Once you get past the odd name, the Kisbee is Peugeot at its most sensible where scooters are concerned. It’s a direct rival for many of the low-cost Chinese scooters that are so readily available as well as the likes of the more expensive Honda Vision 50 and Yamaha Neo.
Just because the Peugeot splits these competitors on price does not mean it compromises in any key area that matters to someone buying a learner-legal scooter on an AM licence. Quite the opposite applies in the case of the Kisbee as it comes with styling that’s á la mode enough so that yoofs won’t be embarrassed to turn up to school, college or the local fried chicken emporium. But it’s also sufficiently restrained for commuters to nip through town without looking like they pinched their kid’s moped.
That stuff matters and it’s why the Kisbee has built up a large following and earns its place as one the best-selling 50cc scooters in the UK. There are plenty of other factors in this high ranking on the sales chart, such as the broad streak of excellent build quality that runs throughout this French machine. Poke around behind the plastics, under the seat and below where the engine and transmission live and you’ll find lots of neatly returned edges. All of the fixings and materials have a look and feel that says they’ll last more than the length of the two-year, unlimited mileage warranty.
While most learners will likely graduate onto something with more power and performance than the Kisbee, it’s a 50cc scooter you could potentially live with for longer. This is due to the four-stroke engine offering up a giddy 4.0PS and 4.2Nm of torque, which places it ahead of most of the opposition in the power stakes.
Although these advantages are small, they are significant too when you only have 50cc to play with. So, the Kisbee feels much livelier off the mark and more willing to drive forward when the rider twists the throttle. It also feels like there are fewer losses through the continuously variable transmission than with some other small capacity scooters.
Much of this spritely behaviour is down to the revised engine that now meets EU4 emissions regulations. There’s a new piston and lighter con-rod, as well as a carburettor with heater, so no fluffing in cold weather or endless churning before the motor catches when all you want to do is get to work.
On top of all this practical stuff, Peugeot says the Kisbee’s engine is now around 30% cleaner than its two-stroke competition, which can only be a good thing when so much focus is on what comes out of vehicles exhausts in and around cities.
When you add in the Kisbee’s claimed average economy of 108.4mpg, which we found equated to a real-world 100mpg as we made full use of the performance, it’s as cheap to run as most rivals. Equally pleasing to our miserly side is the 6.8-litre fuel tank that has a markedly larger volume than almost any other scooter in this class. We’ll save you taking your shoes and socks off to do the arithmetic and tell you that means a potential range of 282 miles between fill-ups. As this is very much a city-bound scooter, that could easily be almost a month’s worth of riding on a single tank.
You may well end up visiting the petrol station sooner because the Kisbee is fun to ride. Unlike the Honda Vision that majors on ease of use to the exclusion of almost everything else, the Peugeot manages to mix practicality with a dash od joie de vivre, if you’ll pardon our French.
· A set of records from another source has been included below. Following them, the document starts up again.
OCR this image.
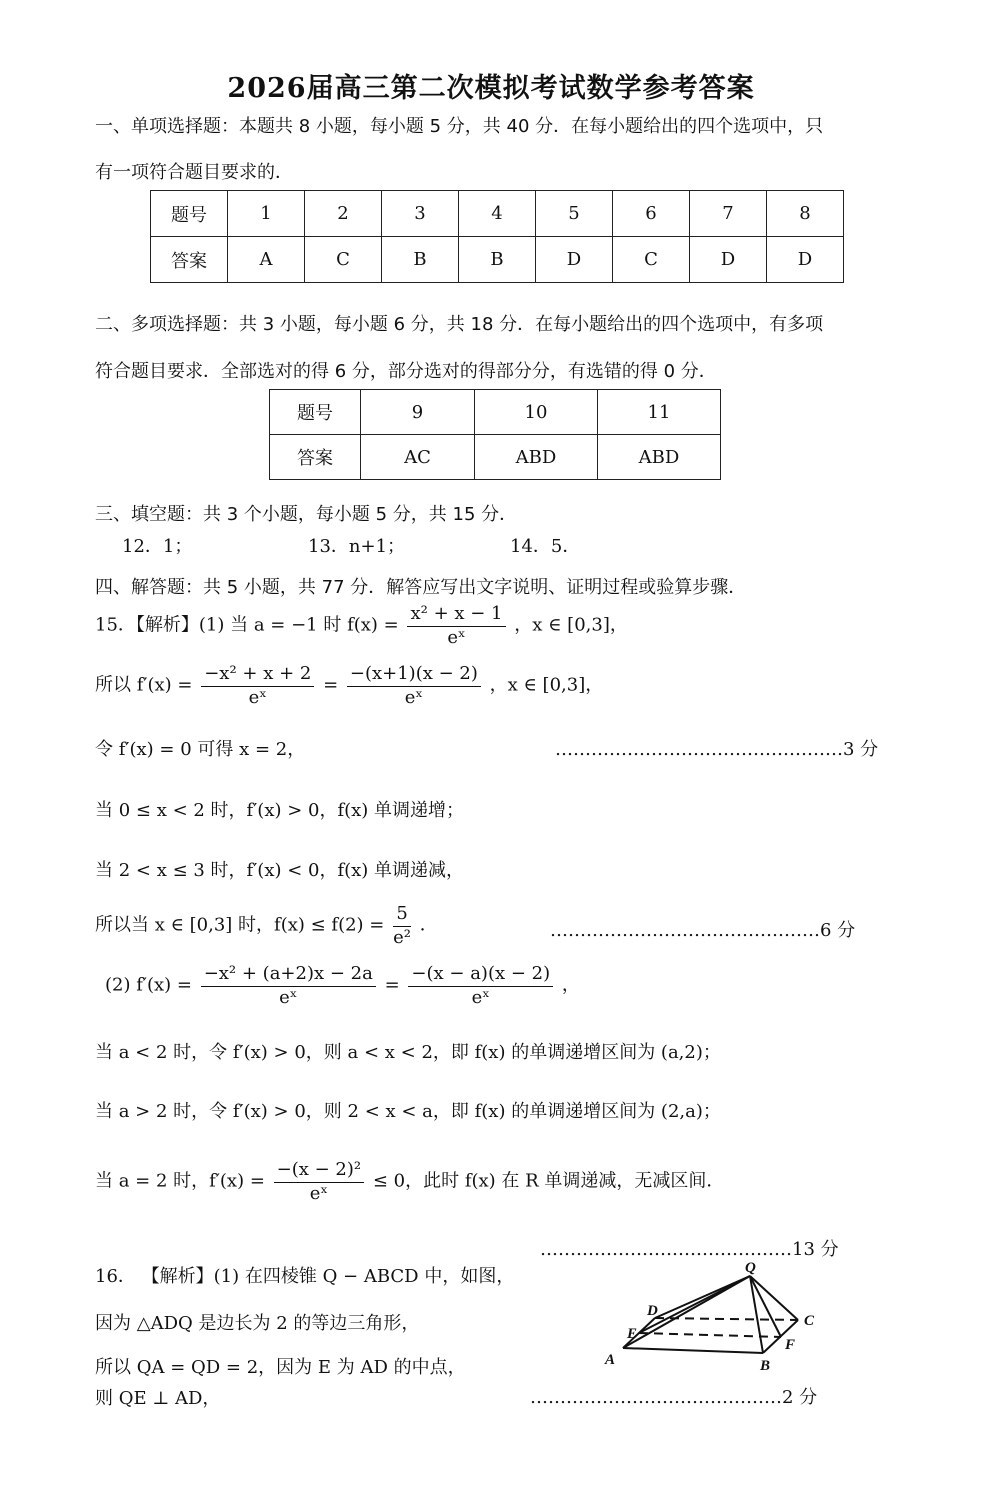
2026届高三第二次模拟考试数学参考答案
一、单项选择题：本题共 8 小题，每小题 5 分，共 40 分．在每小题给出的四个选项中，只
有一项符合题目要求的．
题号	1	2	3	4	5	6	7	8
答案	A	C	B	B	D	C	D	D
二、多项选择题：共 3 小题，每小题 6 分，共 18 分．在每小题给出的四个选项中，有多项
符合题目要求．全部选对的得 6 分，部分选对的得部分分，有选错的得 0 分．
题号	9	10	11
答案	AC	ABD	ABD
三、填空题：共 3 个小题，每小题 5 分，共 15 分．
12．1；	13．n+1；	14．5．
四、解答题：共 5 小题，共 77 分．解答应写出文字说明、证明过程或验算步骤．
15．【解析】(1) 当 a = −1 时 $f(x) = \frac{\text{x² + x − 1}}{\text{eˣ}}$ ，x ∈ [0,3]，
所以 $f'(x) = \frac{\text{−x² + x + 2}}{\text{eˣ}} = \frac{-(x+1)(x - 2)}{\text{eˣ}}$ ，x ∈ [0,3]，
令 f′(x) = 0 可得 x = 2，	…………………………………………3 分
当 0 ≤ x < 2 时，f′(x) > 0，f(x) 单调递增；
当 2 < x ≤ 3 时，f′(x) < 0，f(x) 单调递减，
所以当 x ∈ [0,3] 时，$f(x) \le f(2) = \frac{5}{\text{e²}}$ ．	………………………………………6 分
(2) $f'(x) = \frac{\text{−x² + (a+2)x − 2a}}{\text{eˣ}} = \frac{-(x - a)(x - 2)}{\text{eˣ}}$ ，
当 a < 2 时，令 f′(x) > 0，则 a < x < 2，即 f(x) 的单调递增区间为 (a,2)；
当 a > 2 时，令 f′(x) > 0，则 2 < x < a，即 f(x) 的单调递增区间为 (2,a)；
当 a = 2 时，$f'(x) = \frac{\text{−(x − 2)²}}{\text{eˣ}} \le 0$，此时 f(x) 在 R 单调递减，无减区间．
……………………………………13 分
16． 【解析】(1) 在四棱锥 Q − ABCD 中，如图，
因为 △ADQ 是边长为 2 的等边三角形，
所以 QA = QD = 2，因为 E 为 AD 的中点，
则 QE ⊥ AD，	……………………………………2 分
Q
D
C
E
F
A	B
Head into town on the Kisbee and its light weight and 12-inch wheels let you place it with precision and the turning circle is more than up to filtering through dense traffic. It feels more stable than other scooters with the same size of wheels and is certainly better at sponging up cratered streets than competitors with 10-inch wheels. There’s also better damping from the front forks and rear shock absorber, so the Peugeot comes across as a very competent machine either solo or two-up.
The mirrors only stick out slightly more than the bar ends, though not to the detriment of rearward vision. This allows the Kisbee to zap past queues of traffic more readily than larger scooters and bikes, and so fulfilling its role as ideal urban transport.
A well stuffed seat cushion further helps distance the rider’s backside from the trauma of poorly kept roads, though the shape of the saddle tends to lock the rider into one position. That’s not the disaster it could be as the Peugeot’s foot board is wide and flat, so you can shuffle your boots around to stay comfy. This space also allows you to carry bags more easily than on some others and the Kisbee comes with a pair of bag hooks.
As for stopping, the disc front and drum rear set-up works smoothly and progressively. The tyres offer good grip in all conditions and even with a pillion on the back we found its pulled up smartly and without drama. At night, the headlight sends out a clear, bright spread of illumination, adding to the confidence you feel when riding this scooter.
Rounding off the Kisbee’s impressive showing during our time with it is an underseat bin big enough for a full-face helmet. However, there’s only a centre stand included in the list price, so you have to pay extra for the kick stand. You might also consider the front screen, top box and leg cover. Tick the boxes for that lot and you have one of the very best 50cc scooters in the game and all for less than the price of a basic Honda Vision. One nil to Peugeot, then.